New York City-based K Health today closed a $132 million series E funding round led by GGV Capital and Valor Equity Partners, bringing the company’s total raised to date to over $271 million. In conjunction with the round’s closure, K Health launched K for Parents, a program offering parents access to a pediatrician to remotely diagnose and treat children ages 3 to 17.
The demand for triaging technologies like conversational bots has risen sharply as the pandemic reaches frightening new peaks. Millions of patients wait at least two hours to see a health care provider, according to a study published by the U.S. Centers for Disease Control and Prevention (CDC). Tech giants like IBM, Facebook, and Microsoft have partnered with governments and private industry to roll out chatbot-based solutions in response, as have a number of startups. Companies like Current Health and Twistle have teamed up with Providence and other health care providers to pilot at-home health-tracking platforms. Even before the pandemic, nine in 10 seniors said they’d prefer to stay in their homes over the next 10 years, highlighting the need for remote health monitoring solutions.
Cofounder Allon Bloch, previously CEO of Wix and Vroom, believes telemedicine could help reduce the often exorbitant costs of regular doctor’s visits in the U.S. K Health’s platform ingests medical histories, clinical outcomes, and the experience of more than 10,000 doctors to deliver treatment information on hundreds of diseases.
In recent years, K Health has expanded substantially thanks to partnerships with insurance providers like Anthem. The company recently released its telemedical services in Spanish and worked with Louisiana State University to extend free access to doctors for Louisiana residents during the month of April.
There’s fierce competition in the budding telemedicine market, which some analysts estimate could be worth $29.6 billion by 2022. Doctor on Demand, HealthTap, PlushCare, Teladoc, and American Well are all competing for a slice of the pie, to name just a few. But Bloch asserts that K Health’s AI-driven approach, combined with its proprietary medical knowledge database, gives it a leg up.
K Health’s smartphone app, K — which Bloch claims has more than 4 million members, growing at a rate of 10,000 to 15,000 new users a day — facilitates in-app visits from a roster of doctors K users can consult for a fee, assuming they live in one of the 49 states where service is available. The doctors review an AI-assisted breakdown of the patient’s symptoms and then diagnose, prescribe, or refer the patient as appropriate.
K Health users can chat with a doctor for $9 per month, $19 for a one-time session, or $29 for three-month unlimited access. Mental health services are also offered, and prescribed medication can be delivered to users for $34 per month.
K sources from a 20-year database of millions of electronic health records (including physician notes and lab results) and billions of “health events” — including nausea, headaches, and vomiting — supplied by Maccabi, Israel’s second-largest health fund, as well as health systems in the U.S. and Mexico. Users start by downloading an app for iOS or Android and answering roughly 20 questions about their age, gender, body mass index, health history, and symptoms. A machine learning-powered backend uses the responses to build a private profile, which it compares to insights gleaned from a corpus of over 400 million clinical notes and charts.

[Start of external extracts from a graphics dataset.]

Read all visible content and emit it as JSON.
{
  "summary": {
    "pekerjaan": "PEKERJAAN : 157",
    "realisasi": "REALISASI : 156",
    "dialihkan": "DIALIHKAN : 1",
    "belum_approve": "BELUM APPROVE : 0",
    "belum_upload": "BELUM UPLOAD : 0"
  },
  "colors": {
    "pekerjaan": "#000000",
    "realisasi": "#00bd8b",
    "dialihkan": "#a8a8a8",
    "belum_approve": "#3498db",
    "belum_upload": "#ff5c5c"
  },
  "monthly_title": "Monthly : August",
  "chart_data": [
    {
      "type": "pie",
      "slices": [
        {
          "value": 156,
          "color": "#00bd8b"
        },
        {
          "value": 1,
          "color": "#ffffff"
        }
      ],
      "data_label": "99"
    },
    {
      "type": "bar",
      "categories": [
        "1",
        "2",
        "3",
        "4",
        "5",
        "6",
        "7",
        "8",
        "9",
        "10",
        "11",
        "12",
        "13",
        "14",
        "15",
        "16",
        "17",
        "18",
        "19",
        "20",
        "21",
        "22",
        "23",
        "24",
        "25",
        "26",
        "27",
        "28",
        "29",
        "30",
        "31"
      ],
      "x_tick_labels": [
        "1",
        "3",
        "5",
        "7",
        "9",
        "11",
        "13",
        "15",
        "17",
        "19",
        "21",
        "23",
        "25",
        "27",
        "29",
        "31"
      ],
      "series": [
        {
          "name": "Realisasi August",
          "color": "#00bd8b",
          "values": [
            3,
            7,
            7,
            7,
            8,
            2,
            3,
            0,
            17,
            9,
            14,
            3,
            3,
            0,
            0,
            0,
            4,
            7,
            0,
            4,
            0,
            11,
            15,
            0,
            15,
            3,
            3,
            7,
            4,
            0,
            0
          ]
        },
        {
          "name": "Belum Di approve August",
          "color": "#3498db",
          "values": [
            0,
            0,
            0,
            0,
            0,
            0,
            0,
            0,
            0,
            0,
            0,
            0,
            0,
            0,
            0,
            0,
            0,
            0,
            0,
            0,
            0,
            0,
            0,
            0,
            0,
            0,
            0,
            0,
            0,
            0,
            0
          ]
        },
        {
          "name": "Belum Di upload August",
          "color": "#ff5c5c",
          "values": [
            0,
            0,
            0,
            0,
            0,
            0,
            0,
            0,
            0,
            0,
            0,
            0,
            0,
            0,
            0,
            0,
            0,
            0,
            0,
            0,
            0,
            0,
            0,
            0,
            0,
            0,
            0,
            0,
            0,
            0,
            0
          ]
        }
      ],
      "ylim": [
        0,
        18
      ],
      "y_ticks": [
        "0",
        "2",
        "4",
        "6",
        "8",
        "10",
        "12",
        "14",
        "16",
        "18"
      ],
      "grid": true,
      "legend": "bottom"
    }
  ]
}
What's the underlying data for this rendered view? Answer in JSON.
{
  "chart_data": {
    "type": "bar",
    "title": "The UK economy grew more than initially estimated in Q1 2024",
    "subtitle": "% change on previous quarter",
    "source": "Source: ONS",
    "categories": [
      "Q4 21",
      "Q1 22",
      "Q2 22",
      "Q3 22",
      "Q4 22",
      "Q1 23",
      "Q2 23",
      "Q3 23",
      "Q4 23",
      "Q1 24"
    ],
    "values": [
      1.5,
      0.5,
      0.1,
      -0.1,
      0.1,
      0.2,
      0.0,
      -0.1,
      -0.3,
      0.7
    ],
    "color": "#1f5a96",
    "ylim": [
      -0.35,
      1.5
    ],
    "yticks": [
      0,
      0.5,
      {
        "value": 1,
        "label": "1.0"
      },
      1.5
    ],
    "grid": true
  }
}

The results page shows a list of outcomes experienced by people in similar health circumstances, along with a percentage indicating the likelihood of each diagnosis. Reports and profiles can be shared with clinicians via a HIPAA-compliant messaging feature ahead of telemedical or in-person appointments, if users so choose.
Bloch, who notes that 26% of children visit urgent care clinics annually, says that K for Parents will provide remote access to pediatricians and allow parents to chat with an AI to show how children like theirs were diagnosed. K for Parents was designed with feedback from hundreds of parents, according to Bloch, with “thoughtful attention to the style of instructional animations.”
K Health recently partnered with Anthem to develop a cobranded version of K, CareSpree, that lets Anthem’s over 40 million members chat with a doctor for “less than a copay.” For in-person doctor visits, magnetic resonance imaging scans, and X-rays, CareSpree enables users to schedule appointments at participating health care providers and pay a prenegotiated price.
Separately, K Health late last year announced it’ll collaborate with the Mayo Clinic to integrate the health system’s Clinic Data Analytics Platform, which includes clinical decision support tools for Mayo Clinic patients and doctors.
K Health is funded in part by Tel Aviv, Israel-based health maintenance organization (HMO) Maccabi Health and its tech incubation arm, Morris Kahn Institute for Research and Innovation. Profits from the app are reinvested into building K Health’s database, the company says. Additional investors in the latest tranche include LTS Ventures, Atreides Ventures, 14W, Max Ventures, Pico Partners, Marcy Venture Partners, Primary Ventures, and Box Group.